One solution is to have a second table to use for detecting clashes, and populate that with a trigger. Using the schema you added into the question:

CREATE TABLE medicinal_product_date_map(
   aic_code char(9) NOT NULL,
   applicable_date date NOT NULL,
   UNIQUE(aic_code, applicable_date));

(note: this is the second attempt due to misreading your requirement the first time round. hope it's right this time).

Some functions to maintain this table:

CREATE FUNCTION add_medicinal_product_date_range(aic_code_in char(9), start_date date, end_date date)
RETURNS void STRICT VOLATILE LANGUAGE sql AS $$
  INSERT INTO medicinal_product_date_map
  SELECT $1, $2 + offset
  FROM generate_series(0, $3 - $2)
$$;
CREATE FUNCTION clr_medicinal_product_date_range(aic_code_in char(9), start_date date, end_date date)
RETURNS void STRICT VOLATILE LANGUAGE sql AS $$
  DELETE FROM medicinal_product_date_map
  WHERE aic_code = $1 AND applicable_date BETWEEN $2 AND $3
$$;

And populate the table first time with:

SELECT count(add_medicinal_product_date_range(aic_code, vs, ve))
FROM medicinal_products;

Now create triggers to populate the date map after changes to medicinal_products: after insert calls add_, after update calls clr_ (old values) and add_ (new values), after delete calls clr_.

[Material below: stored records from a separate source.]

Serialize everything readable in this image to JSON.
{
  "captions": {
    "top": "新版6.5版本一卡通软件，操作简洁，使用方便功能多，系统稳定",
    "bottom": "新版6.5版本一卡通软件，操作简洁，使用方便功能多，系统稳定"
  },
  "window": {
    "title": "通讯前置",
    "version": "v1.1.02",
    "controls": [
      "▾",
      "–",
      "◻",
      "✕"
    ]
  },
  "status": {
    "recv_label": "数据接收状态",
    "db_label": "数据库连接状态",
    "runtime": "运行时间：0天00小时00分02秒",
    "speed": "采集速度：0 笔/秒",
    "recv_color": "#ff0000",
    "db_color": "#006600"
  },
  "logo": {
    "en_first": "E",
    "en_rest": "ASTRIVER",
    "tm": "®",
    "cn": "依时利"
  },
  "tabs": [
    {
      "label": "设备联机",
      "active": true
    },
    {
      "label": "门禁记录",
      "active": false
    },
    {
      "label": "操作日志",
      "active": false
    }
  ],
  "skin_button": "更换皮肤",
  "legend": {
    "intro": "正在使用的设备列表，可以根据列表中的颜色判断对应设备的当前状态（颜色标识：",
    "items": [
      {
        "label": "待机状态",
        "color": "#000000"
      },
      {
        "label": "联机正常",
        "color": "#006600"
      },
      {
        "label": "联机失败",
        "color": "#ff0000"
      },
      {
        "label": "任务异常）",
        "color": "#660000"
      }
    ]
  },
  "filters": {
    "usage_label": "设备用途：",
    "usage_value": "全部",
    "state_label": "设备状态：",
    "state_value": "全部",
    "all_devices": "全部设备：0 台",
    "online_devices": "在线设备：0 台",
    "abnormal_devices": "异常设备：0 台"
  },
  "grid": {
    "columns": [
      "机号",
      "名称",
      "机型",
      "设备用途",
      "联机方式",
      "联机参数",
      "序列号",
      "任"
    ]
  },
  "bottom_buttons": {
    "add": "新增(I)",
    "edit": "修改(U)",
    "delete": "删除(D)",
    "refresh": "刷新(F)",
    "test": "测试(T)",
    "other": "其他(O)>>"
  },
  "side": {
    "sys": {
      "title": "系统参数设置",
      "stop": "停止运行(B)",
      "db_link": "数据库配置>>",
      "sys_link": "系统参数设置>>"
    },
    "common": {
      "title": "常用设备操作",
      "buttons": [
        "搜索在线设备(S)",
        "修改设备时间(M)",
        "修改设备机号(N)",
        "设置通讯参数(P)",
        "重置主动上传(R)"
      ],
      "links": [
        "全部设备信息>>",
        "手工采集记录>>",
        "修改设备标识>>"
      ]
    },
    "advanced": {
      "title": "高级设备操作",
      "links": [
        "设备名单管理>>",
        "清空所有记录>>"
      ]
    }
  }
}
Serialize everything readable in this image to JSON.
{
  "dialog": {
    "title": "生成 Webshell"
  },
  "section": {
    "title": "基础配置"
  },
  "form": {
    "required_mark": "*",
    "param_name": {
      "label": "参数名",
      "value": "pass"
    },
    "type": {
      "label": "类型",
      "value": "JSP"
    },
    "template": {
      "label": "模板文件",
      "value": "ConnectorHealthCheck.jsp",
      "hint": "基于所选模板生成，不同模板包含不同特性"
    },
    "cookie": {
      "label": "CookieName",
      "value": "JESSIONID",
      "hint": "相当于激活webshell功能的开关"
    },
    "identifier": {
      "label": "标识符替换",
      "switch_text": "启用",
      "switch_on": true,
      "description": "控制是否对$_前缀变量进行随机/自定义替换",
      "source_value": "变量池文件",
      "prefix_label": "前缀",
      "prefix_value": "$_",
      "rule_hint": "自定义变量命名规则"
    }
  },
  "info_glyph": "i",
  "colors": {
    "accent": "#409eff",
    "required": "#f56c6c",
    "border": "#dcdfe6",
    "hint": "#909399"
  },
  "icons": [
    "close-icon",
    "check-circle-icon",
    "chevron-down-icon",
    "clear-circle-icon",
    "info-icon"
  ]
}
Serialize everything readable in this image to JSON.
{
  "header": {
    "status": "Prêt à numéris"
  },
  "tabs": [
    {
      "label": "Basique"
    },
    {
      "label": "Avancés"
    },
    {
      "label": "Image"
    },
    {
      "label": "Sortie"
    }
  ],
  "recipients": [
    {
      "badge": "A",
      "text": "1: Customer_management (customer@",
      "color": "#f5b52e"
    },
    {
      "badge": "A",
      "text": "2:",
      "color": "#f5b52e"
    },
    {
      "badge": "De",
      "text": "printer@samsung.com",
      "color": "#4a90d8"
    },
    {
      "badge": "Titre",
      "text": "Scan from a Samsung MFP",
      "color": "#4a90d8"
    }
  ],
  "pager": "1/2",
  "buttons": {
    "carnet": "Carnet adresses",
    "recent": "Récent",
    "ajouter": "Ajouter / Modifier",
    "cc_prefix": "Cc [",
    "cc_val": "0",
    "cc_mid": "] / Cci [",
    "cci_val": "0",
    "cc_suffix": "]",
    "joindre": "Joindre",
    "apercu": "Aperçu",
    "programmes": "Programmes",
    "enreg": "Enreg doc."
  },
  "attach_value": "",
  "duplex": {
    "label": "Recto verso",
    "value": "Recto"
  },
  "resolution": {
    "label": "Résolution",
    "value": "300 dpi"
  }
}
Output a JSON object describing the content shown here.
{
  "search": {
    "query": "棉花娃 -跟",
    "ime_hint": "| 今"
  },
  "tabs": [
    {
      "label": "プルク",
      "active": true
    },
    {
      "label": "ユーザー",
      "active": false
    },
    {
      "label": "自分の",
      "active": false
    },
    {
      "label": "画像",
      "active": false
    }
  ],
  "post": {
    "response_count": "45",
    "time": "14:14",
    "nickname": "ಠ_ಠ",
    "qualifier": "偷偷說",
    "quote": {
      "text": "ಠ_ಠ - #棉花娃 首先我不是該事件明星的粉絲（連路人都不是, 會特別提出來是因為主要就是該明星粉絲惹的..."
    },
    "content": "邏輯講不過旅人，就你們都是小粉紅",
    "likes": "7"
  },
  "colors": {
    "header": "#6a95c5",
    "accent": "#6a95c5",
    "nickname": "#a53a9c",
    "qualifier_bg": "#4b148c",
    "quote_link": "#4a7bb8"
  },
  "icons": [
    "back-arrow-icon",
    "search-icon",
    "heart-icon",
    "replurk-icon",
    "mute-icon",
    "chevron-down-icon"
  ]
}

CREATE FUNCTION sync_medicinal_product_date_map()
RETURNS trigger LANGUAGE plpgsql AS $$
BEGIN
  IF TG_OP = 'UPDATE' OR TG_OP = 'DELETE' THEN
    PERFORM clr_medicinal_product_date_range(OLD.aic_code, OLD.vs, OLD.ve);
  END IF;
  IF TG_OP = 'UPDATE' OR TG_OP = 'INSERT' THEN
    PERFORM add_medicinal_product_date_range(NEW.aic_code, NEW.vs, NEW.ve);
  END IF;
  RETURN NULL;
END;
$$;
CREATE TRIGGER sync_date_map
  AFTER INSERT OR UPDATE OR DELETE ON medicinal_products
  FOR EACH ROW EXECUTE PROCEDURE sync_medicinal_product_date_map();

The uniqueness constraint on medicinal_product_date_map will trap any products being added with the same code on the same day:

steve@steve@[local] =# INSERT INTO medicinal_products VALUES ('1','A','2010-01-01','2010-04-01');
INSERT 0 1
steve@steve@[local] =# INSERT INTO medicinal_products VALUES ('1','A','2010-03-01','2010-06-01');
ERROR:  duplicate key value violates unique constraint "medicinal_product_date_map_aic_code_applicable_date_key"
DETAIL:  Key (aic_code, applicable_date)=(1        , 2010-03-01) already exists.
CONTEXT:  SQL function "add_medicinal_product_date_range" statement 1
SQL statement "SELECT add_medicinal_product_date_range(NEW.aic_code, NEW.vs, NEW.ve)"
PL/pgSQL function "sync_medicinal_product_date_map" line 6 at PERFORM

This depends on the values being checked for having a discrete space- which is why I asked about dates vs timestamps. Although timestamps are, technically, discrete since Postgresql only stores microsecond-resolution, adding an entry to the map table for every microsecond the product is applicable for is not practical.

Having said that, you could probably also get away with something better than a full-table scan to check for overlapping timestamp intervals, with some trickery on looking for only the first interval not after or not before... however, for easy discrete spaces I prefer this approach which IME can also be handy for other things too (e.g. reports that need to quickly find which products are applicable on a certain day).

I also like this approach because it feels right to leverage the database's uniqueness-constraint mechanism this way. Also, I feel it will be more reliable in the context of concurrent updates to the master table: without locking the table against concurrent updates, it would be possible for a validation trigger to see no conflict and allow inserts in two concurrent sessions, that are then seen to conflict when both transaction's effects are visible.



回答2:

Just a thought, in case the valid time blocks could be coded with a number or something, creating a UNIQUE index on Id+TimeBlock would be blazingly fast and resolve all table lock problems.

It is managed by PostgreSQL itself. On a select it acquires an ACCESS_SHARE lock which means that you can query the table but do not perform updates.

A radical solution which might help you is to use a cache like ehcache or memcached to store the id/timeblock info and not use the postgresql at all. Many can be persisted so they would survive a server restart and they do not exhibit this locking behavior.



回答3:

Why can't you use a UNIQUE constraint? Will be much faster (it's an index) and easier.